Facing a rising crime wave from drug-running to human organ smuggling that siphons money into terrorism, 16 West African states have launched an unprecedented data-sharing scheme to fight illegal activity, but observers say the initiative faces sizeable hurdles.
Big hurdles await West African anti-crime initiative
The scheme which aims to set up a cybernet where national police forces will pool information on wanted individuals, criminal records, illegal weapons, and stolen cars and documents brings together 15 members of the Economic Community of West African States (ECOWAS) plus Mauritania.
Known as WAPIS — the West Africa Police Information System — the EU-funded scheme has been in gestation for several years and will ultimately be hooked up to Interpol’s global criminal databases.
It will be “crucial to effectively combating transnational organised crime and terrorism”, according to the international police agency.

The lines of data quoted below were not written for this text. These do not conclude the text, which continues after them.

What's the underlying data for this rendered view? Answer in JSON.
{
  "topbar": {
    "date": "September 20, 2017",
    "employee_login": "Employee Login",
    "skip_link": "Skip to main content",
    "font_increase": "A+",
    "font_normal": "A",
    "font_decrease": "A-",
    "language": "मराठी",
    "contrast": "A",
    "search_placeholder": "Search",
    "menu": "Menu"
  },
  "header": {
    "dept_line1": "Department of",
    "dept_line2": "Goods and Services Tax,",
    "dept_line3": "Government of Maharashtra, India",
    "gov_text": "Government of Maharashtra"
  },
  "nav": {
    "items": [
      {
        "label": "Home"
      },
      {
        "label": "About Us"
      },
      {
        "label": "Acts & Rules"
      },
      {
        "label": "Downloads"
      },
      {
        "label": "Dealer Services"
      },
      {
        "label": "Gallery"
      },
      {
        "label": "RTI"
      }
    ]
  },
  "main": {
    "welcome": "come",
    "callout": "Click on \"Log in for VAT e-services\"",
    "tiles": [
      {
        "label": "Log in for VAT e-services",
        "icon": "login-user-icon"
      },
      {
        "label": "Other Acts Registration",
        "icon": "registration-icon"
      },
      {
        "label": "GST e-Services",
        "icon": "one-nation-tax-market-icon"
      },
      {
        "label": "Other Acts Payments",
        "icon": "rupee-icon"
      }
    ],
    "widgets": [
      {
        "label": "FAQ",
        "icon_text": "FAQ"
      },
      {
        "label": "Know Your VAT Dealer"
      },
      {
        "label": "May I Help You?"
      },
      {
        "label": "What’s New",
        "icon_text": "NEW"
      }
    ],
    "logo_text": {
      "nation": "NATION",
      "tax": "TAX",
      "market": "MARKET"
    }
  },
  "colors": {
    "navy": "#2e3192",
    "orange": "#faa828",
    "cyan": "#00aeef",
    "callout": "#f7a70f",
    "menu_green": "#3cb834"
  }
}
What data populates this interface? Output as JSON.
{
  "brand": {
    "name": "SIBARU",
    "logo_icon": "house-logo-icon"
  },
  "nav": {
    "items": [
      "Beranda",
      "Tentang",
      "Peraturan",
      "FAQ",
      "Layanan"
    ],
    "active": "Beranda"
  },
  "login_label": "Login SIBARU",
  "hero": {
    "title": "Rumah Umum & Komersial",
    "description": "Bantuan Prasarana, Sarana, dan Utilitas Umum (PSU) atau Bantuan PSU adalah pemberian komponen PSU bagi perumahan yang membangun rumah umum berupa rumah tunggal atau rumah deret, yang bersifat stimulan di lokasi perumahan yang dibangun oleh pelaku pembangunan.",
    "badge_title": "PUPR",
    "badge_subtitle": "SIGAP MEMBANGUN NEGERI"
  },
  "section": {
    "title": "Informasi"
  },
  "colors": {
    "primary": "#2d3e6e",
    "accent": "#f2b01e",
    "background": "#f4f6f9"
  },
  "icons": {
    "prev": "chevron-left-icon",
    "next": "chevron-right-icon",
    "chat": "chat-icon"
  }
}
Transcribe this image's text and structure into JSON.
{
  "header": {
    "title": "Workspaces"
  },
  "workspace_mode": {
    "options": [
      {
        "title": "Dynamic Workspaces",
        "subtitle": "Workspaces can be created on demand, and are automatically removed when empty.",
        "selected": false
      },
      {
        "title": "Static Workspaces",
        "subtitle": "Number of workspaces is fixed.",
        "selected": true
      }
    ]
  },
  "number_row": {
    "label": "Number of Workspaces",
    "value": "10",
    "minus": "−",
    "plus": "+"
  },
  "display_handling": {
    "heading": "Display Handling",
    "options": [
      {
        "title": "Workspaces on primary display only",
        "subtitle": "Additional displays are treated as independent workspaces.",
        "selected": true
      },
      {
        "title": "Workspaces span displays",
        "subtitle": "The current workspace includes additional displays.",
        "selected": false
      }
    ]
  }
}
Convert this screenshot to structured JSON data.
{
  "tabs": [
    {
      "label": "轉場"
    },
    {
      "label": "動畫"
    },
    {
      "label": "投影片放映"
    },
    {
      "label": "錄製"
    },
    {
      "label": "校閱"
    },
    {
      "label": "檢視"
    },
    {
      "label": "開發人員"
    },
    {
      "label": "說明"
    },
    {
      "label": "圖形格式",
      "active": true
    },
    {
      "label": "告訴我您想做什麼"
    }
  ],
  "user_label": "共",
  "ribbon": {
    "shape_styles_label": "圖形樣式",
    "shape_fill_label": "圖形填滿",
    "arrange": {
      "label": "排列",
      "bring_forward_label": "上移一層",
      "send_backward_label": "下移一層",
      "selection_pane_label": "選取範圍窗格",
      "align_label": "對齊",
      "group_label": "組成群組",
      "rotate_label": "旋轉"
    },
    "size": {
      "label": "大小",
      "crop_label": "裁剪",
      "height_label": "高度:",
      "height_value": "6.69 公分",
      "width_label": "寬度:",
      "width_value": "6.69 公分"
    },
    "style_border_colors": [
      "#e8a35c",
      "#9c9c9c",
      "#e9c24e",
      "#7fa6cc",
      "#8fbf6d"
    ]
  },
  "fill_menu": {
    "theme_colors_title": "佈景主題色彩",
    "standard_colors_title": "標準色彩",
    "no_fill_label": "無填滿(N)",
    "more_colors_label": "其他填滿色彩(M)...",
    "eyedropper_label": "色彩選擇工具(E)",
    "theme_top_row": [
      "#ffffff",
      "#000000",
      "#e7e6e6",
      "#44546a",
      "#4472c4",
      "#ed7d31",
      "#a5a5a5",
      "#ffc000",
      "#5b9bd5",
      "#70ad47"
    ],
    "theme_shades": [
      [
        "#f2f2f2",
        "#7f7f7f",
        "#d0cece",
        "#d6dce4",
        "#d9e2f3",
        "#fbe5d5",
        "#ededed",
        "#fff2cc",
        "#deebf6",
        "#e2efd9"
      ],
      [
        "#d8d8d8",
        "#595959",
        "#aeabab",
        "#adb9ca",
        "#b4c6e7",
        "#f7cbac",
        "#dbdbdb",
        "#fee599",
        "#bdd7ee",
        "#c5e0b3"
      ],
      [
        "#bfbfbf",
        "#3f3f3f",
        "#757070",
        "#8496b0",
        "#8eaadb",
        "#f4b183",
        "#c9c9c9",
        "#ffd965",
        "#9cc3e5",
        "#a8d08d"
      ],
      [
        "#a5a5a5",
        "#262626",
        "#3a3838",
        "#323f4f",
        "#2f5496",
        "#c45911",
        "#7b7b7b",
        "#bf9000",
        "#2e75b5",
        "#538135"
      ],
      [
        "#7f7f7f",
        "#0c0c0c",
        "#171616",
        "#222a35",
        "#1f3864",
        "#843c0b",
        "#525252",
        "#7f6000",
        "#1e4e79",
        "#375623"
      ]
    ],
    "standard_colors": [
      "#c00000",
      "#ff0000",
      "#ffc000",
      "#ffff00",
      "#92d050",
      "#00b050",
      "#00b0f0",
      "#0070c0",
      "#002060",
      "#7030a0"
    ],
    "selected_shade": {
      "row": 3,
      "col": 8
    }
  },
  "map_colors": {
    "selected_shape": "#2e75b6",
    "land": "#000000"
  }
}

Interpol’s secretary general, Juergen Stock, said that smuggling in drugs, weapons, human beings, fake drugs and even human organs was rife in West Africa.
He put regional criminal turnover at “more than $3 billion (2.58 billion euros) annually,” added to which is maritime piracy in the Gulf of Guinea, estimated to have cost coastal states around $800 million last year.
The WAPIS scheme was officially launched to much pomp on Tuesday in Abidjan, Ivory Coast’s economic hub, in a ceremony gathering security ministers, police chiefs and national security heads from across this vast, complex and varied region.
Defenders of WAPIS say the scheme will be a boon for police forces battling an escalating wave of crime in West Africa, where criminals and terrorists find an easy place to hide in the cracks between different jurisdictions.
“It will be a key solution for strengthening security in the region,” predicted Ivorian Interior Minister Sidiki Diakite.
Terrorist funding
“Cross-border crime is continually rising,” said Francis Behanzin, a general from Benin who is an ECOWAS commissioner in charge of political affairs and security.
Behanzin said transnational crime was also becoming more “hybrid” — with more and more crime being used to raise funds for terrorist activities.
“Organised crime has colossal means at its disposal, as well as determination — sometimes it is better organised than states themselves,” he told journalists.
However, the rollout of the WAPIS programme shows just how badly states are struggling to keep up.
It was first introduced as a pilot scheme in 2012 in Benin, Ghana, Mali and Niger — Tuesday’s launch marks the next phase in which it will be extended to the 12 other partners over the next four years, starting with Burkina Faso, Chad, Ivory Coast and Mauritania.
The first step will be to computerise police records: most of them, in 2018, are still on paper, a presentation document revealed.
Cross-border crime-busting projects in West Africa have a long history, dating back more than 20 years, but they have had only faltering progress.
In 2005, ECOWAS leaders agreed a deal to create an “Office for Information and Criminal Investigation” — a WAPIS forerunner for data sharing — but the protocol was never ratified, Behanzin said.
‘Competition’ and ‘corruption’
Before this week’s Abidjan meeting, national police and security chiefs had not met for four years, he said.
“The security services in the countries of West Africa do not cooperate enough,” he said, describing their relationship as marked by “competition”.
Jean-Francois Valette, the EU’s envoy to Ivory Coast, said that cooperation was a learning process, for national police forces had a “natural reflex to keep information to themselves”.
EU’s resolution
The EU is providing 28 million euros ($32.64 million) to fund WAPIS.
“It’s a programme that’s positive for the region and for us too,” Valette said, pointing out how Europe suffers many consequences of the crime wave in West Africa, in such forms as drug trafficking, illegal migrants and terrorism.
The security services in West Africa “lack professionalism and operational capacity”, said Paul Koalaga, a Burkinabe professor of geopolitics who is also a security consultant.
“They are more interested in protecting leaders and spying on rivals” than fighting trans-border crime, he said. “Corruption within the security services sometimes reaches the top levels, who benefit from trafficking.”